Convertibles: soft tops are hard to insulate better and still fold back in. the materials used often rip in cold weather as well. The soft top may not be able to support the weight of snow on it.

Offer a maintenance package and storage for summer months. Offer a delivery service for freak winter storms, the car can be brought to your house.

Pros: needed in most Canadian and northern US cities, most people would rather not have to own/maintain a winter beater

Cons: other cheap cars on the road for sale, mechanical issues after sold. Winter is becoming less predictable, storage times would need to be flexible.

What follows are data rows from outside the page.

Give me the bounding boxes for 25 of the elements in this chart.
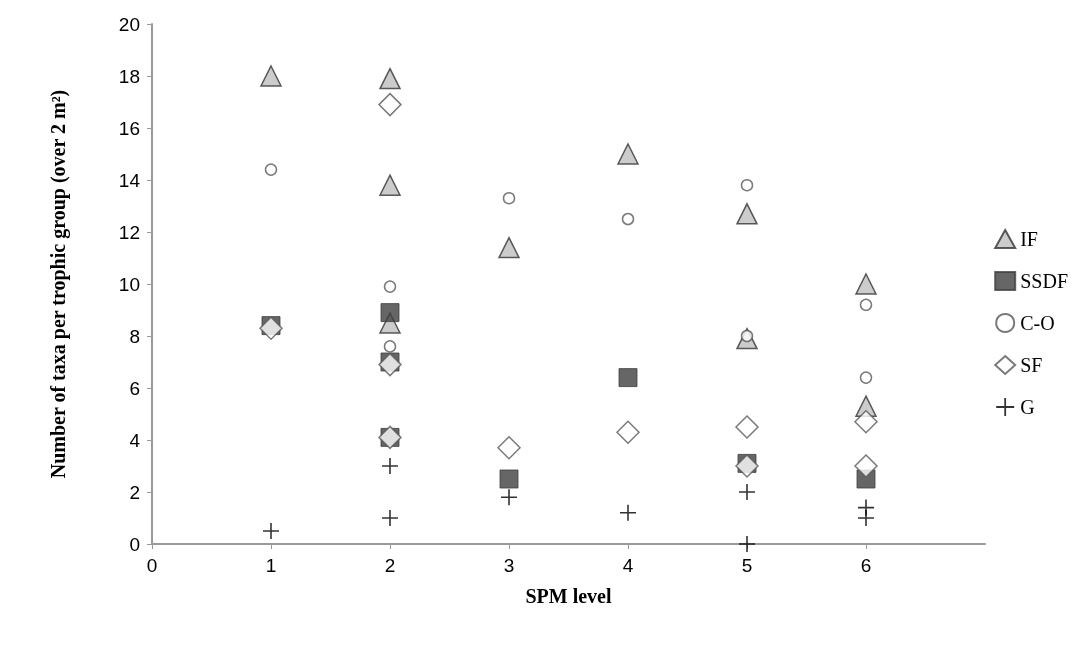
y-tick-label: 12	[118, 221, 140, 243]
x-tick-label: 1	[265, 555, 277, 576]
x-tick-label: 5	[741, 555, 753, 576]
y-tick-label: 20	[118, 13, 140, 35]
legend-label: IF	[1020, 228, 1038, 250]
x-tick-label: 3	[503, 555, 515, 576]
y-tick-label: 2	[129, 481, 140, 503]
legend-label: SSDF	[1020, 270, 1068, 292]
y-tick-label: 18	[118, 65, 140, 87]
x-tick-label: 6	[860, 555, 872, 576]
y-tick-label: 4	[129, 429, 141, 451]
y-tick-label: 14	[118, 169, 141, 191]
legend-label: C-O	[1020, 312, 1055, 334]
x-tick-label: 2	[384, 555, 396, 576]
x-axis-title: SPM level	[525, 585, 612, 607]
y-tick-label: 0	[129, 533, 140, 555]
y-tick-label: 8	[129, 325, 140, 347]
legend-label: SF	[1020, 354, 1043, 376]
y-tick-label: 6	[129, 377, 140, 399]
legend-label: G	[1020, 396, 1035, 418]
y-tick-label: 16	[118, 117, 140, 139]
y-axis-title: Number of taxa per trophic group (over 2 m²)	[47, 89, 70, 479]
y-tick-label: 10	[118, 273, 140, 295]
x-tick-label: 4	[622, 555, 634, 576]
x-tick-label: 0	[146, 555, 158, 576]
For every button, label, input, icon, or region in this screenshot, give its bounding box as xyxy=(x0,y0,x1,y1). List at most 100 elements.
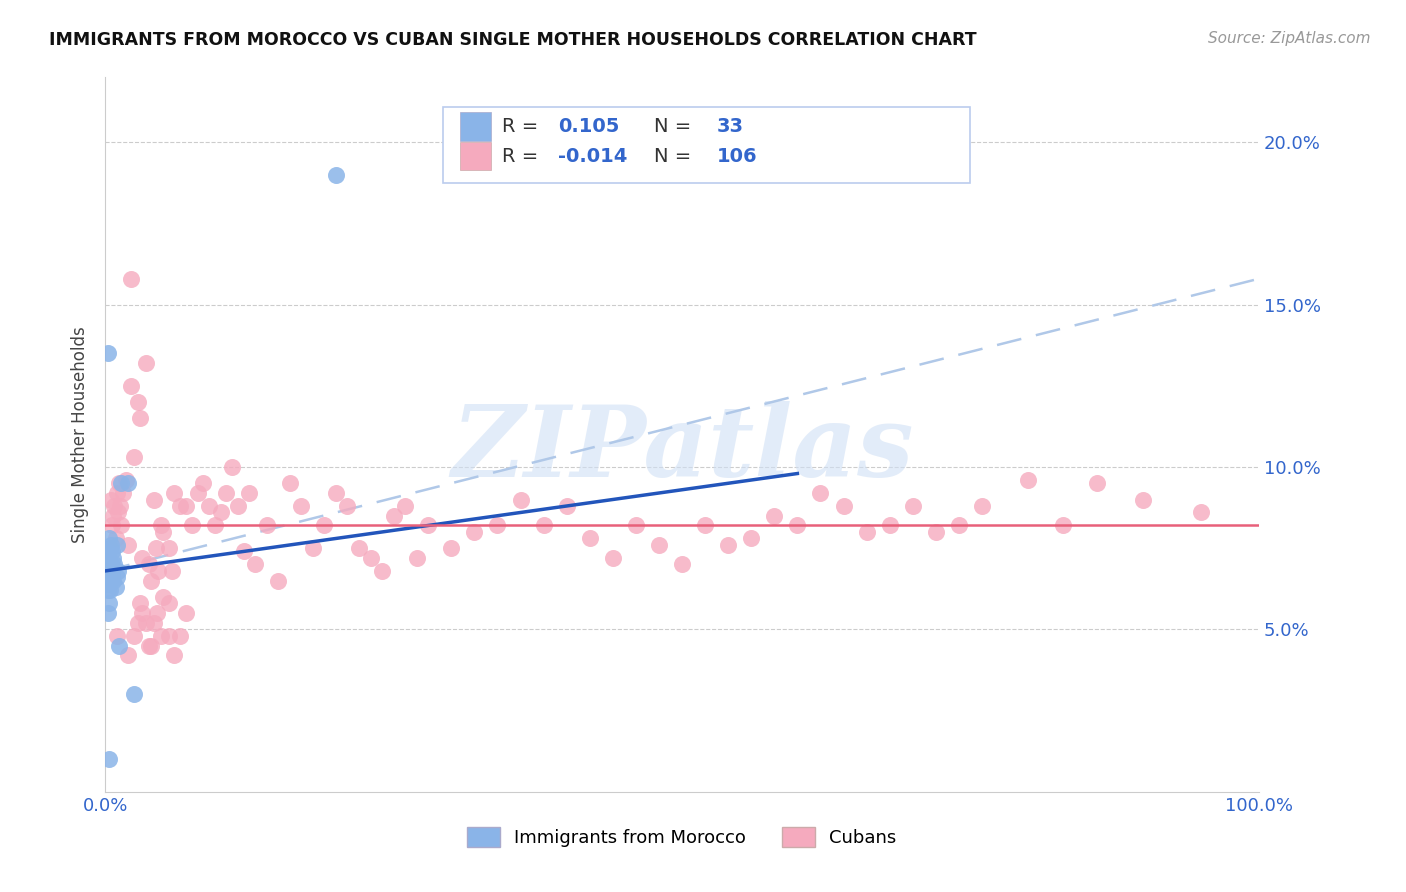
Point xyxy=(290,499,312,513)
Point xyxy=(157,541,180,556)
Y-axis label: Single Mother Households: Single Mother Households xyxy=(72,326,89,543)
Point xyxy=(96,577,118,591)
Point xyxy=(970,499,993,513)
Point xyxy=(693,518,716,533)
Point xyxy=(221,460,243,475)
Point xyxy=(135,615,157,630)
Point xyxy=(111,486,134,500)
Point xyxy=(120,271,142,285)
Point xyxy=(127,395,149,409)
Point xyxy=(186,486,208,500)
Point xyxy=(98,564,121,578)
Point xyxy=(141,574,163,588)
Point xyxy=(169,499,191,513)
Point xyxy=(215,486,238,500)
Point xyxy=(131,606,153,620)
Point xyxy=(879,518,901,533)
Point xyxy=(97,544,120,558)
Point xyxy=(174,499,197,513)
Point xyxy=(855,524,877,539)
Point xyxy=(101,544,124,558)
Point xyxy=(1189,506,1212,520)
Point xyxy=(96,550,118,565)
Point xyxy=(142,615,165,630)
Point xyxy=(101,518,124,533)
Point xyxy=(226,499,249,513)
Point xyxy=(1132,492,1154,507)
Point xyxy=(105,570,128,584)
Point xyxy=(104,532,127,546)
Point xyxy=(717,538,740,552)
Point xyxy=(97,752,120,766)
Point xyxy=(371,564,394,578)
Point xyxy=(131,550,153,565)
Point xyxy=(100,538,122,552)
Point xyxy=(117,648,139,663)
Point xyxy=(96,583,118,598)
Point xyxy=(648,538,671,552)
Point xyxy=(671,558,693,572)
Point xyxy=(103,558,125,572)
Point xyxy=(108,499,131,513)
Point xyxy=(96,606,118,620)
Point xyxy=(302,541,325,556)
Point xyxy=(925,524,948,539)
Text: ZIPatlas: ZIPatlas xyxy=(451,401,914,497)
Point xyxy=(325,168,347,182)
Point xyxy=(110,518,132,533)
Point xyxy=(117,476,139,491)
Point xyxy=(141,639,163,653)
Point xyxy=(533,518,555,533)
Point xyxy=(96,544,118,558)
Point xyxy=(105,538,128,552)
Point xyxy=(146,606,169,620)
Text: 33: 33 xyxy=(717,117,744,136)
Point xyxy=(360,550,382,565)
Point xyxy=(103,574,125,588)
Point xyxy=(314,518,336,533)
Point xyxy=(336,499,359,513)
Point xyxy=(232,544,254,558)
Point xyxy=(209,506,232,520)
Point xyxy=(198,499,221,513)
Point xyxy=(157,629,180,643)
Point xyxy=(107,564,129,578)
Point xyxy=(1085,476,1108,491)
Point xyxy=(347,541,370,556)
Point xyxy=(97,564,120,578)
Point xyxy=(96,558,118,572)
Point xyxy=(100,574,122,588)
Point xyxy=(115,473,138,487)
Point xyxy=(120,379,142,393)
Point xyxy=(138,558,160,572)
Point xyxy=(100,492,122,507)
Point xyxy=(110,476,132,491)
Point xyxy=(96,564,118,578)
Point xyxy=(160,564,183,578)
Point xyxy=(122,629,145,643)
Point xyxy=(1052,518,1074,533)
Point xyxy=(204,518,226,533)
Text: -0.014: -0.014 xyxy=(558,146,627,166)
Text: N =: N = xyxy=(654,117,697,136)
Point xyxy=(98,583,121,598)
Point xyxy=(117,538,139,552)
Point xyxy=(103,550,125,565)
Point xyxy=(169,629,191,643)
Text: R =: R = xyxy=(502,146,544,166)
Point xyxy=(405,550,427,565)
Point xyxy=(157,596,180,610)
Point xyxy=(901,499,924,513)
Point xyxy=(142,492,165,507)
Text: IMMIGRANTS FROM MOROCCO VS CUBAN SINGLE MOTHER HOUSEHOLDS CORRELATION CHART: IMMIGRANTS FROM MOROCCO VS CUBAN SINGLE … xyxy=(49,31,977,49)
Point xyxy=(486,518,509,533)
Point xyxy=(180,518,202,533)
Point xyxy=(382,508,405,523)
Point xyxy=(832,499,855,513)
Point xyxy=(509,492,531,507)
Point xyxy=(135,356,157,370)
Point xyxy=(148,564,170,578)
Point xyxy=(256,518,278,533)
Point xyxy=(602,550,624,565)
Point xyxy=(104,580,127,594)
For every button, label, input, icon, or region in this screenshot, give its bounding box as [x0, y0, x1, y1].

1.8 Rural to Urban Vehicle Flip

Description: look for and buy up vehicles that you want to flip that are advertised in rural areas. Looking for less than 200,000km, less than 10 year old vehicles. Reasoning is the market is bigger for these daily drivers/work vehicles. Examples could be sporty versions of Japanese cars (Civic Si, Celica, 350Z), 3 series BMWs, diesel trucks, small trucks, jeeps, hybrids. Trucks are big in rural places. Something that people want that isn’t super rare (smaller market, expect parts match). Buy them up for cheap (country people have a small market, hard to sell some vehicles) and bring them to urban center. Fix them up and flip, stay within province/state/region to keep costs down. Buy a few at once using a trailer to keep costs of trip lower.

Could focus on one model/type to streamline parts sourcing, knowledge etc. example only less than 10 year old ford rangers

Pros: take advantage of urban/rural vehicle market inefficiencies

Cons: worth it profit wise? Cost of trailer/truck/gas/fixing cost worth the price you’ll get at the end. country people not willing to sell, can keep a used car on their land indefinitely.

1.9 Canada’s Best Ice Cream

Description: have an ice cream shop starting in a sunny city (Victoria, Calgary, Toronto) that sells the most popular local ice cream from each city. You can vote on the best ones.

Pros: easy to sell product, people love fancy ice cream

Cons: shipping cold products cross country, would the costs kill this? Some of the best ice cream places not wanting to do this, they make enough money on a small scale without expansion need.